Insolite : Quand l’exposition « Serial Killer » instrumentalise les victimes

Publié le 30/05/2025 à 16h24

L’exposition mondiale « Serial Killer », autoqualifiée de plus grande collection d’objets liés à des tueurs en série, ouverte depuis le 25 février à Paris, est prolongée jusqu’à fin juin. Visite de cette expérience plus que douteuse…

Insolite : Quand l’exposition « Serial Killer » instrumentalise les victimes
Affiche de l’exposition Serial Killer, à Paris jusqu’au 22 juin.

La promesse d’une visite « pédagogique »

« Serial Killer : de la victime au bourreau », tel est le nom complet de cette expérience qui promet de vous faire « plonger dans l’esprit » des tueurs en série, « d’un point de vue scientifique, historique et éducatif ». Le tout est organisé autour de « centaines d’objets originaux, dont des documents et des croquis des tueurs les plus célèbres réalisés par les tueurs eux-mêmes ».

Le visiteur, qui vient de dépenser 23 € en semaine ou 27 € s’il n’est disponible que le week-end, se voit annoncer qu’il va « pénétrer dans les reconstitutions détaillées des scènes de crime les plus notoires et en apprendre davantage sur comment le FBI identifie et analyse les profils psychologiques de ces individus »[1].

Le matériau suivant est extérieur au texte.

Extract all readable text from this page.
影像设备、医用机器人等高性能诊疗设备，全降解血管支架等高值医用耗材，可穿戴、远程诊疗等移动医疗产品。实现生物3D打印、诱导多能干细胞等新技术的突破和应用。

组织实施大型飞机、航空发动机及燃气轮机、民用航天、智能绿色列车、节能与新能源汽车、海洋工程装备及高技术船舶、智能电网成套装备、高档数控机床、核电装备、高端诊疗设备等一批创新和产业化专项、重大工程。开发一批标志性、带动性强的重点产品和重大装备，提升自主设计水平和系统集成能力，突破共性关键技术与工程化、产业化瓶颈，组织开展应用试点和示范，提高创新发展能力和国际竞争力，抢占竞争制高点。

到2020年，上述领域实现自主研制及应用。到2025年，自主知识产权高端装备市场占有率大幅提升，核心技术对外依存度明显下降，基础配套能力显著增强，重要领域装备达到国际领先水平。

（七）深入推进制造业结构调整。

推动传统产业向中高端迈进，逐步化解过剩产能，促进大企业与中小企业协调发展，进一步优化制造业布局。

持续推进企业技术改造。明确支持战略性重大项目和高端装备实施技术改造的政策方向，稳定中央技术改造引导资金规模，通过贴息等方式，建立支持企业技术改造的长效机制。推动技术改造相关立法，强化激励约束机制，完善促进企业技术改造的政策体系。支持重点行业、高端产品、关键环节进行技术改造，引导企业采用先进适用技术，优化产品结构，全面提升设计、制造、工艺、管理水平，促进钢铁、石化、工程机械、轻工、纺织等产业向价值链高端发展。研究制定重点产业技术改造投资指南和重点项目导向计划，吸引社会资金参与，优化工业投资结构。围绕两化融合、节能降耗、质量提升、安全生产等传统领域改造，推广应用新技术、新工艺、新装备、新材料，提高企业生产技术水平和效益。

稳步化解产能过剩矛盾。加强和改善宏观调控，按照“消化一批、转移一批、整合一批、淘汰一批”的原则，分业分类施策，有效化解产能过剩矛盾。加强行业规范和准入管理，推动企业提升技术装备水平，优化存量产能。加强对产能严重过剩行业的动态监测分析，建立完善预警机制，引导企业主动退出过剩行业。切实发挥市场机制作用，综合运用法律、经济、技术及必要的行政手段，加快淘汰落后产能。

L’instrumentalisation hypocrite des victimes

Si la communication de l’évènement annonce partir de la victime pour comprendre son bourreau, c’est en fait tout l’inverse que l’on découvre en parcourant les anciennes Galeries Lafayette Montparnasse, reconverties en centre d’exposition où les écharpes tricotées en prison par des tueuses en série ont remplacé les vêtements de marque sur les rayons…

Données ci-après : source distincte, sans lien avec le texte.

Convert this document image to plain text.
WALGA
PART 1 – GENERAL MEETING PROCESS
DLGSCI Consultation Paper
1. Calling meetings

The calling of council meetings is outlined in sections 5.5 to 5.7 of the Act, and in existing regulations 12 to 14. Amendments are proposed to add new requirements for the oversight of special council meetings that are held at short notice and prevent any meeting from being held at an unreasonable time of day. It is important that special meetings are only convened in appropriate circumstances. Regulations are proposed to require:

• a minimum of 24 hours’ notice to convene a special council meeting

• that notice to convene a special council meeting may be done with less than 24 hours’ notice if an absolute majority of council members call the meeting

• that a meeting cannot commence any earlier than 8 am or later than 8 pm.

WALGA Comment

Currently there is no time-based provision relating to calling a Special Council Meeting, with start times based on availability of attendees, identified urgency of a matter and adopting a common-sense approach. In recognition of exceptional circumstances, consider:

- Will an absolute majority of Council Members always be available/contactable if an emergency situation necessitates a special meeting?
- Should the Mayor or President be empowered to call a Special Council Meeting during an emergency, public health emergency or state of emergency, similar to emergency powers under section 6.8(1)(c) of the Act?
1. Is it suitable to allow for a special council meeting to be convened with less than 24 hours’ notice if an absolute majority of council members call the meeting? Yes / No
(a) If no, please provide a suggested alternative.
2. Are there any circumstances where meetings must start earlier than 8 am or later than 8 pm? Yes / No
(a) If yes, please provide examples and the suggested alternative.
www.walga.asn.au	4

« Les Galeries Montparnasse », qui accueillent le musée itinérant, offrent plus de 10 000 mètres carrés à cette exposition présentée comme centrée autour des victimes de serial killers, mais où il faut attendre la dernière salle, vide de tout objet et d’intérêt, pour découvrir « l’hommage » aux victimes, dont les photos sélectionnées au hasard habillent les 25 mètres carrés de cette dernière pièce…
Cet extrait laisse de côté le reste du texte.